Pandemics and Deforestation: A Surprising Connection

Multiple teams of virus hunters have been on a mission, scouring our planet’s rainforests to discover previously unknown viruses that carry the potential of transforming into pandemics. It is all part of a $200 million project called PREDICT, part of USAID’s Emerging Pandemic Threats (EPT) program. The PREDICT program was launched 2009 in an effort to better understand and discover viruses with pandemic potential that can move between animals and humans. In the seven years since its inception, PREDICT has examined 74,000 animals and discovered nearly 1,000 new viruses, among them being new rabies-like viruses and many SARS-like viruses in bats across 3 continents. One team of virus hunters has been busy exploring the Borneo rain forest in Malaysia, where they have sampled over 1,300 animals. Bats by far have proved to be the most fascinating creatures they have sampled. This is not surprising considering bats have long been known to carry a host of killer viruses and were the originators of the Ebola virus in West Africa as well as the pneumonia pandemic in 2003, known as SARS.

However, animals alone are not to blame for the recent rise in outbreaks of deadly viruses throughout the world. Humans, in this regard, have arguably had a bigger role in contributing to this pandemic phenomenon.

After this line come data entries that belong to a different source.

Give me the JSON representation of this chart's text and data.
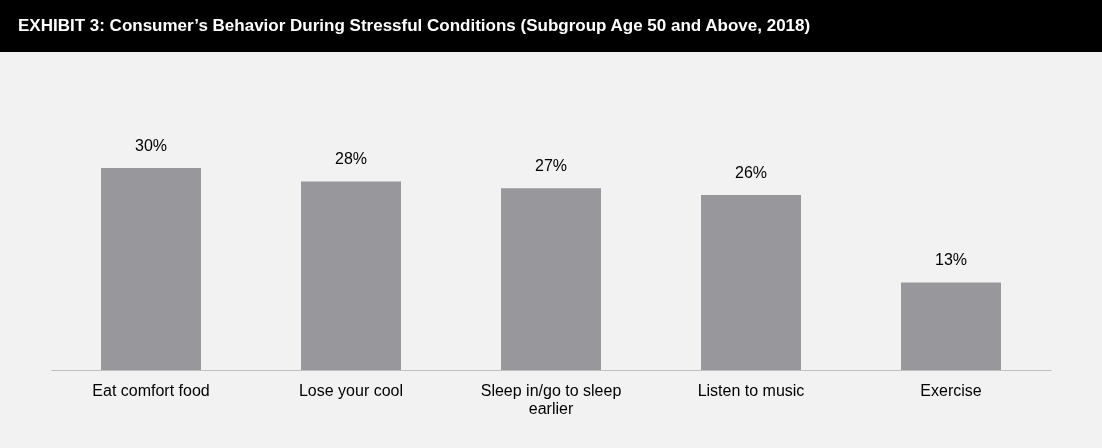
{
  "chart_data": {
    "type": "bar",
    "title": "EXHIBIT 3: Consumer’s Behavior During Stressful Conditions (Subgroup Age 50 and Above, 2018)",
    "categories": [
      "Eat comfort food",
      "Lose your cool",
      "Sleep in/go to sleep earlier",
      "Listen to music",
      "Exercise"
    ],
    "values": [
      30,
      28,
      27,
      26,
      13
    ],
    "value_labels": [
      "30%",
      "28%",
      "27%",
      "26%",
      "13%"
    ],
    "color": "#98979c",
    "grid": false
  }
}
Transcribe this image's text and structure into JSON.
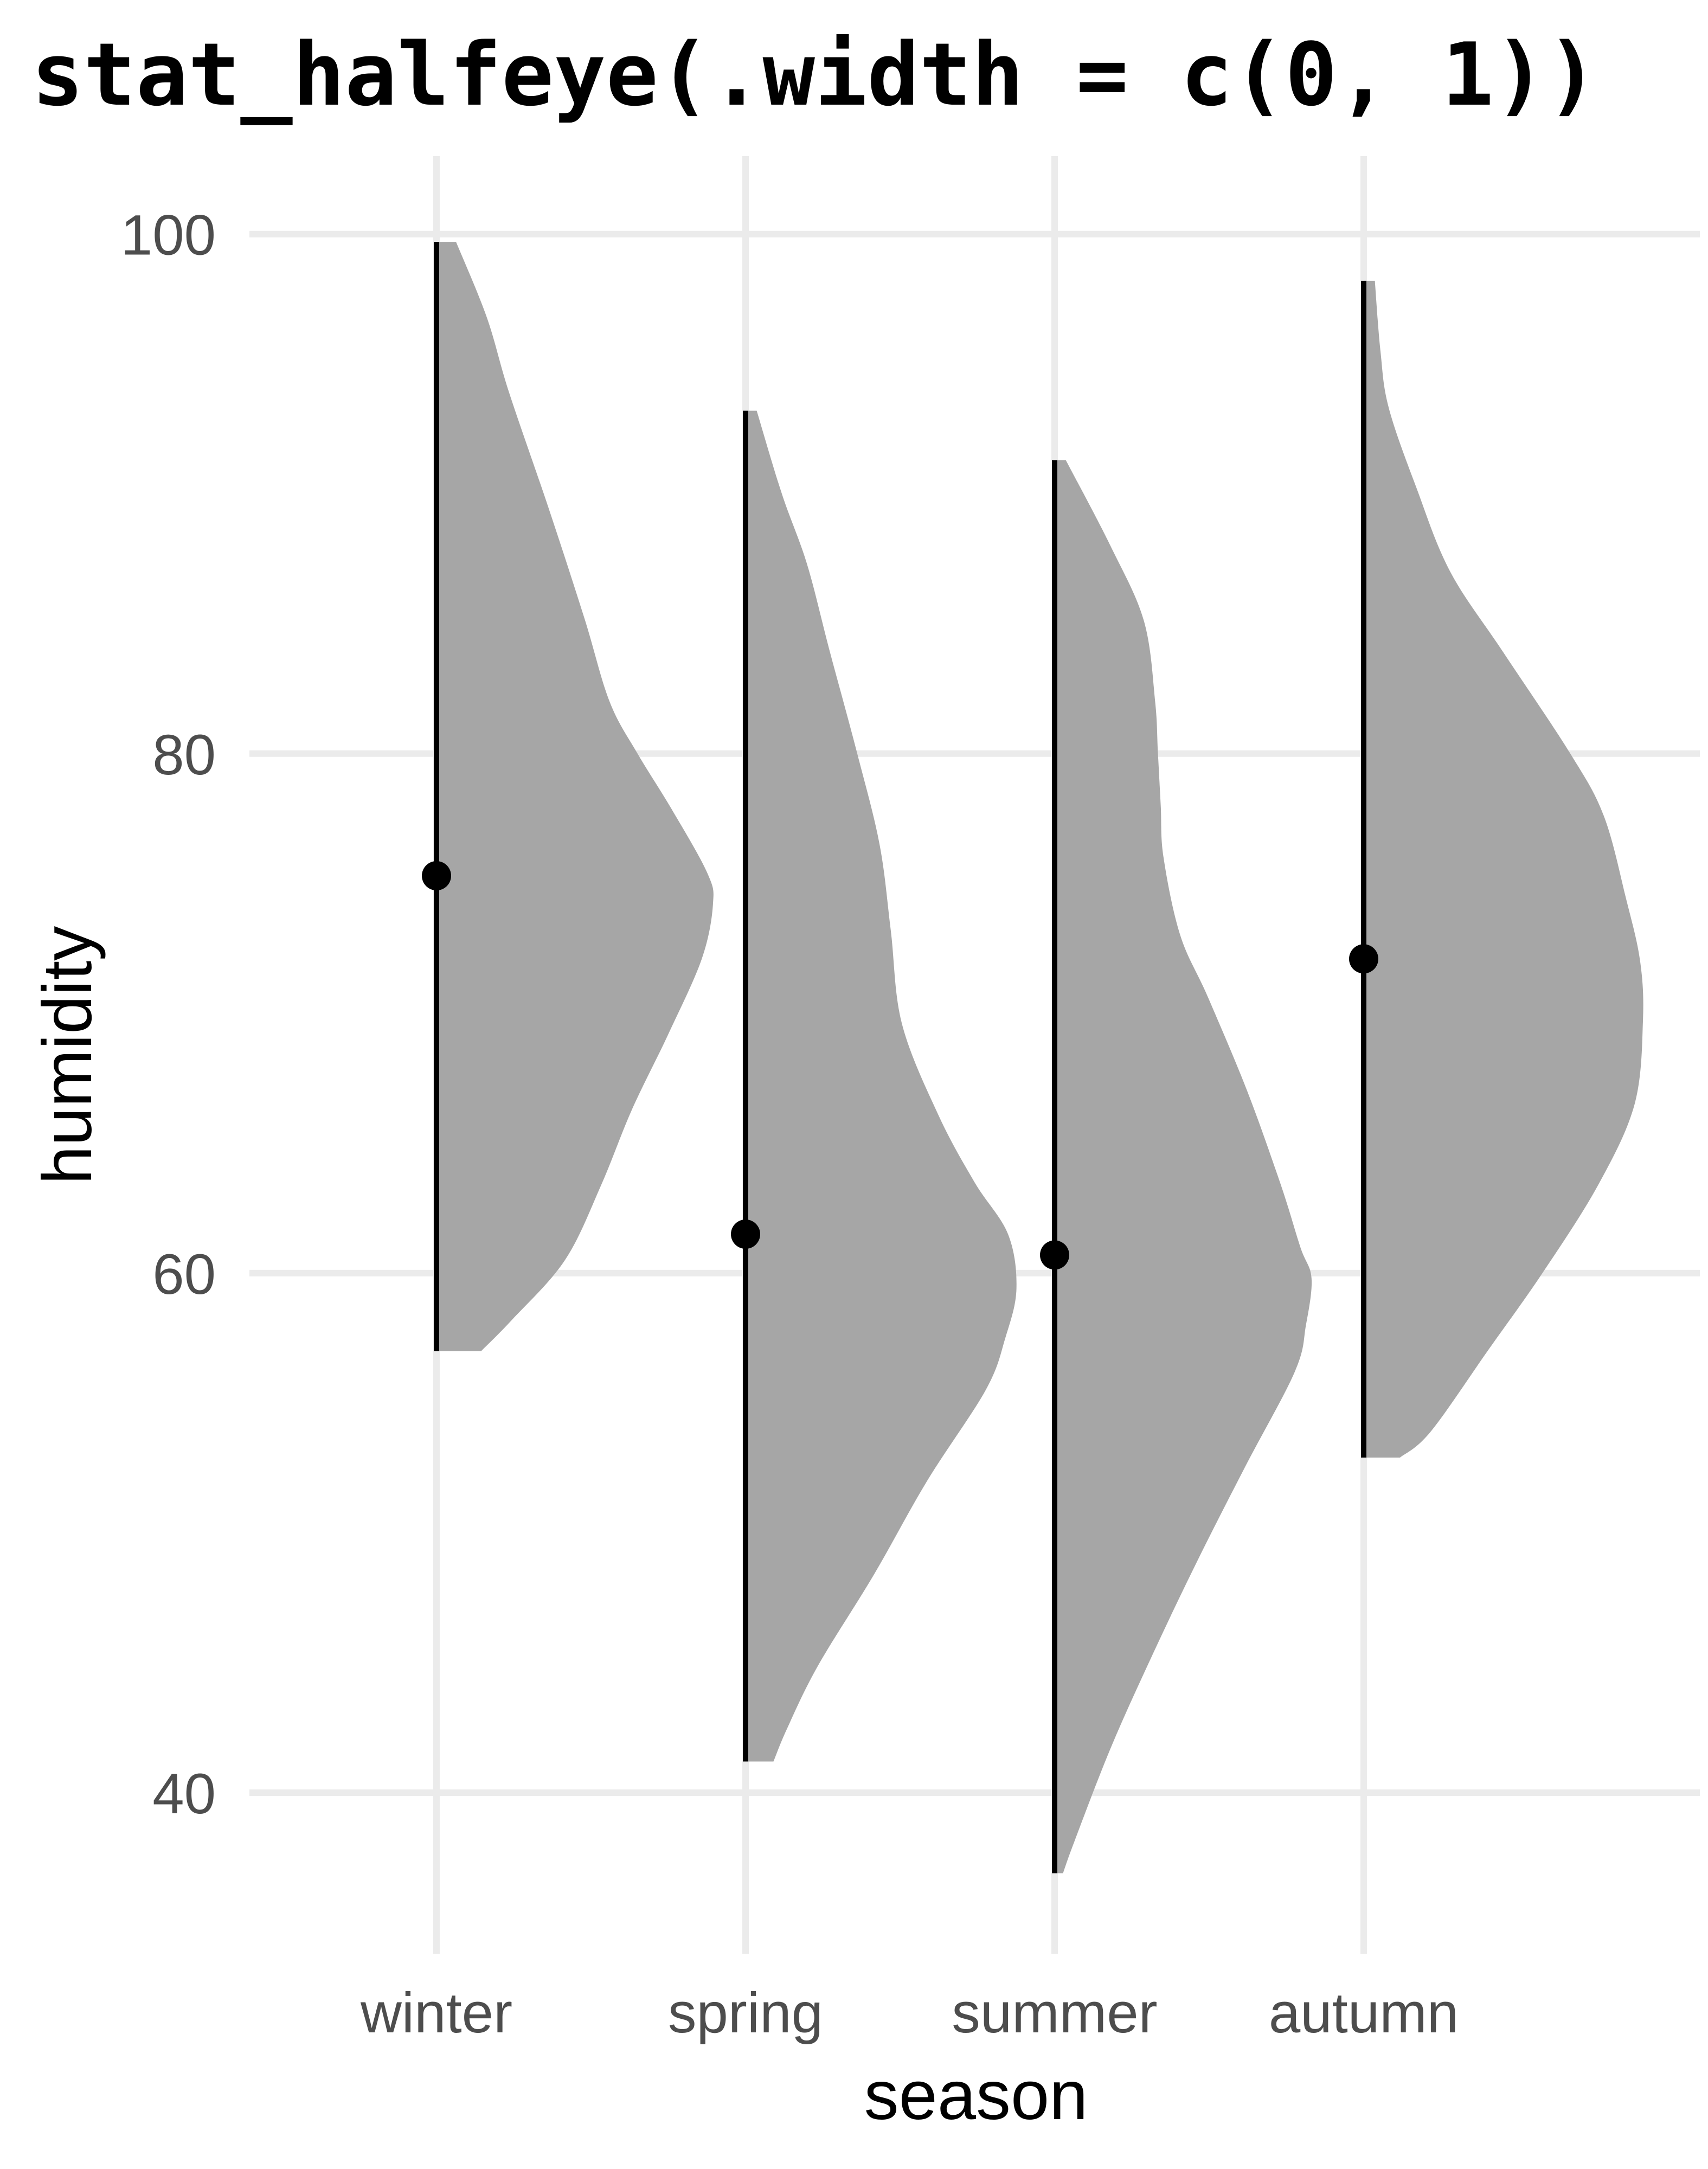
{
  "title": {
    "text": "stat_halfeye(.width = c(0, 1))"
  },
  "colors": {
    "background": "#ffffff",
    "slab_fill": "#a6a6a6",
    "interval": "#000000",
    "median_point": "#000000",
    "gridline": "#ebebeb",
    "tick_label": "#4d4d4d",
    "axis_title": "#000000",
    "title": "#000000"
  },
  "chart_data": {
    "type": "halfeye",
    "title": "stat_halfeye(.width = c(0, 1))",
    "xlabel": "season",
    "ylabel": "humidity",
    "categories": [
      "winter",
      "spring",
      "summer",
      "autumn"
    ],
    "y_ticks": [
      100,
      80,
      60,
      40
    ],
    "ylim": [
      33.8,
      103.0
    ],
    "grid": true,
    "legend": "none",
    "slab_width_scale": 0.9,
    "series": [
      {
        "category": "winter",
        "median": 75.3,
        "interval": [
          57.0,
          99.7
        ],
        "density": [
          [
            99.7,
            0.07
          ],
          [
            96.8,
            0.18
          ],
          [
            93.9,
            0.26
          ],
          [
            89.5,
            0.4
          ],
          [
            85.2,
            0.53
          ],
          [
            82.0,
            0.62
          ],
          [
            80.0,
            0.72
          ],
          [
            77.9,
            0.84
          ],
          [
            75.4,
            0.97
          ],
          [
            74.2,
            0.99
          ],
          [
            72.1,
            0.95
          ],
          [
            69.2,
            0.83
          ],
          [
            66.3,
            0.7
          ],
          [
            63.4,
            0.59
          ],
          [
            60.5,
            0.46
          ],
          [
            58.2,
            0.27
          ],
          [
            57.0,
            0.16
          ]
        ]
      },
      {
        "category": "spring",
        "median": 61.5,
        "interval": [
          41.2,
          93.2
        ],
        "density": [
          [
            93.2,
            0.04
          ],
          [
            90.0,
            0.13
          ],
          [
            87.3,
            0.22
          ],
          [
            84.0,
            0.3
          ],
          [
            80.0,
            0.4
          ],
          [
            76.5,
            0.48
          ],
          [
            73.2,
            0.52
          ],
          [
            69.6,
            0.56
          ],
          [
            66.1,
            0.69
          ],
          [
            63.5,
            0.82
          ],
          [
            61.5,
            0.94
          ],
          [
            59.4,
            0.97
          ],
          [
            57.5,
            0.93
          ],
          [
            55.5,
            0.86
          ],
          [
            52.0,
            0.65
          ],
          [
            48.4,
            0.46
          ],
          [
            44.9,
            0.26
          ],
          [
            42.5,
            0.15
          ],
          [
            41.2,
            0.1
          ]
        ]
      },
      {
        "category": "summer",
        "median": 60.7,
        "interval": [
          36.9,
          91.3
        ],
        "density": [
          [
            91.3,
            0.04
          ],
          [
            88.0,
            0.2
          ],
          [
            85.1,
            0.32
          ],
          [
            82.0,
            0.36
          ],
          [
            80.0,
            0.37
          ],
          [
            78.0,
            0.38
          ],
          [
            76.0,
            0.39
          ],
          [
            73.0,
            0.45
          ],
          [
            70.6,
            0.55
          ],
          [
            67.0,
            0.69
          ],
          [
            63.4,
            0.81
          ],
          [
            61.0,
            0.88
          ],
          [
            59.8,
            0.92
          ],
          [
            58.0,
            0.9
          ],
          [
            56.2,
            0.86
          ],
          [
            52.5,
            0.68
          ],
          [
            48.9,
            0.51
          ],
          [
            45.3,
            0.35
          ],
          [
            41.7,
            0.2
          ],
          [
            38.1,
            0.07
          ],
          [
            36.9,
            0.03
          ]
        ]
      },
      {
        "category": "autumn",
        "median": 72.1,
        "interval": [
          52.9,
          98.2
        ],
        "density": [
          [
            98.2,
            0.04
          ],
          [
            95.5,
            0.06
          ],
          [
            93.3,
            0.09
          ],
          [
            90.2,
            0.19
          ],
          [
            87.0,
            0.31
          ],
          [
            83.9,
            0.5
          ],
          [
            80.0,
            0.74
          ],
          [
            77.6,
            0.86
          ],
          [
            74.4,
            0.94
          ],
          [
            72.0,
            0.99
          ],
          [
            69.7,
            1.0
          ],
          [
            66.5,
            0.97
          ],
          [
            63.4,
            0.84
          ],
          [
            60.0,
            0.64
          ],
          [
            57.1,
            0.45
          ],
          [
            53.9,
            0.24
          ],
          [
            52.9,
            0.13
          ]
        ]
      }
    ]
  }
}
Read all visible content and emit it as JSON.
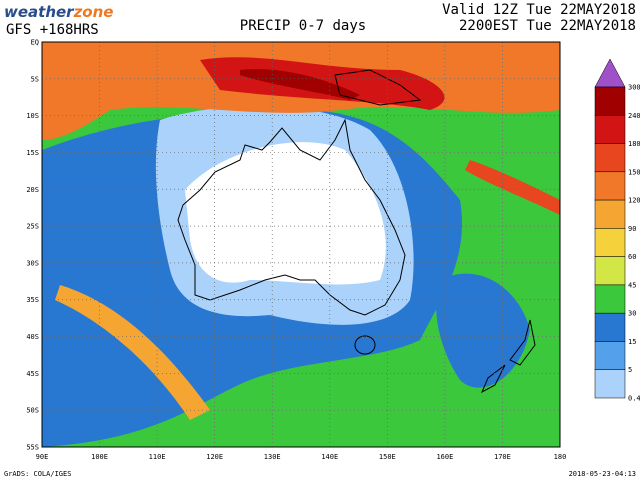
{
  "header": {
    "logo": {
      "part1": "weather",
      "part2": "zone"
    },
    "model": "GFS +168HRS",
    "title": "PRECIP 0-7 days",
    "valid_line1": "Valid 12Z Tue 22MAY2018",
    "valid_line2": "2200EST Tue 22MAY2018"
  },
  "map": {
    "lat_labels": [
      "EQ",
      "5S",
      "10S",
      "15S",
      "20S",
      "25S",
      "30S",
      "35S",
      "40S",
      "45S",
      "50S",
      "55S"
    ],
    "lon_labels": [
      "90E",
      "100E",
      "110E",
      "120E",
      "130E",
      "140E",
      "150E",
      "160E",
      "170E",
      "180"
    ]
  },
  "colorbar": {
    "levels": [
      300,
      240,
      180,
      150,
      120,
      90,
      60,
      45,
      30,
      15,
      5,
      0.4
    ],
    "colors": [
      "#a00000",
      "#d21414",
      "#e8461e",
      "#f07828",
      "#f5a532",
      "#f5d23c",
      "#d2e646",
      "#3cc83c",
      "#2878d2",
      "#55a0eb",
      "#aad2fa"
    ],
    "over_color": "#a050c8"
  },
  "footer": {
    "left": "GrADS: COLA/IGES",
    "right": "2018-05-23-04:13"
  }
}
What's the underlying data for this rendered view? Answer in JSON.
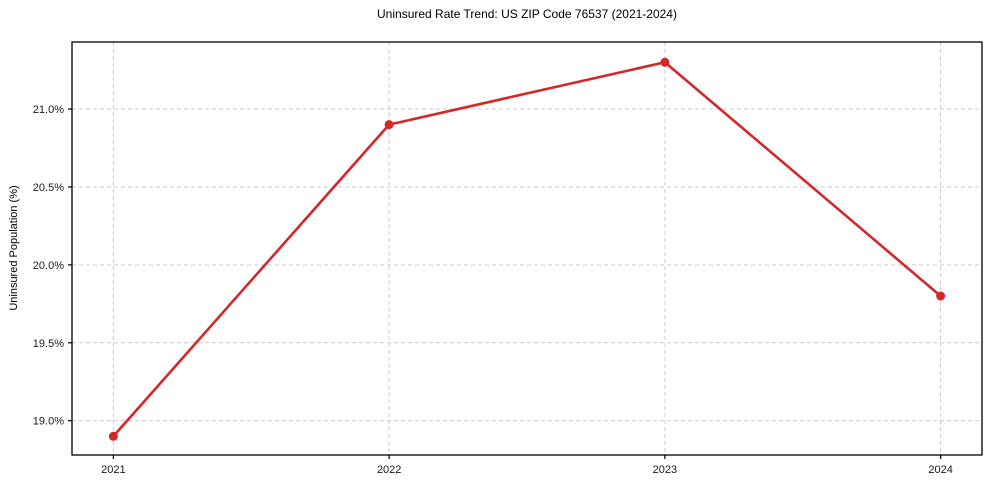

The viruses discovered by the PREDICT teams have been circulating between different species of animals for thousands of years, often without causing them any noticeable harm. However, much more recently, humans have started entering the ecosystems of these animals as a consequence of deforestation. Ever increasing interactions between humans and the animals carrying these viruses have indisputably resulted in nasty outbreaks in the past, and the end is nowhere in sight. Only 15% of the world’s rainforests still remain intact, while the rest has been chopped down, converted into farmlands for agriculture or even developed in order to accommodate for our ever increasing population.

The project, despite its undoubted success, has drawn its fair share of critics, among them being infectious disease scientists who made a fair argument that it is not very useful to make a huge list of all possible viruses, as it is immensely difficult to predict the ones that hold the potential to turn into epidemics. The money, after all, could be better spent on dealing with the countless diseases that do currently impact humans. However, the virus hunters and the authorities backing them seem undeterred by all the criticism as they boldly move towards their mission of finding the next pandemic before it finds us. Only time will tell if these efforts ultimately prove successful or futile in deterring the viruses that can cause us great harm.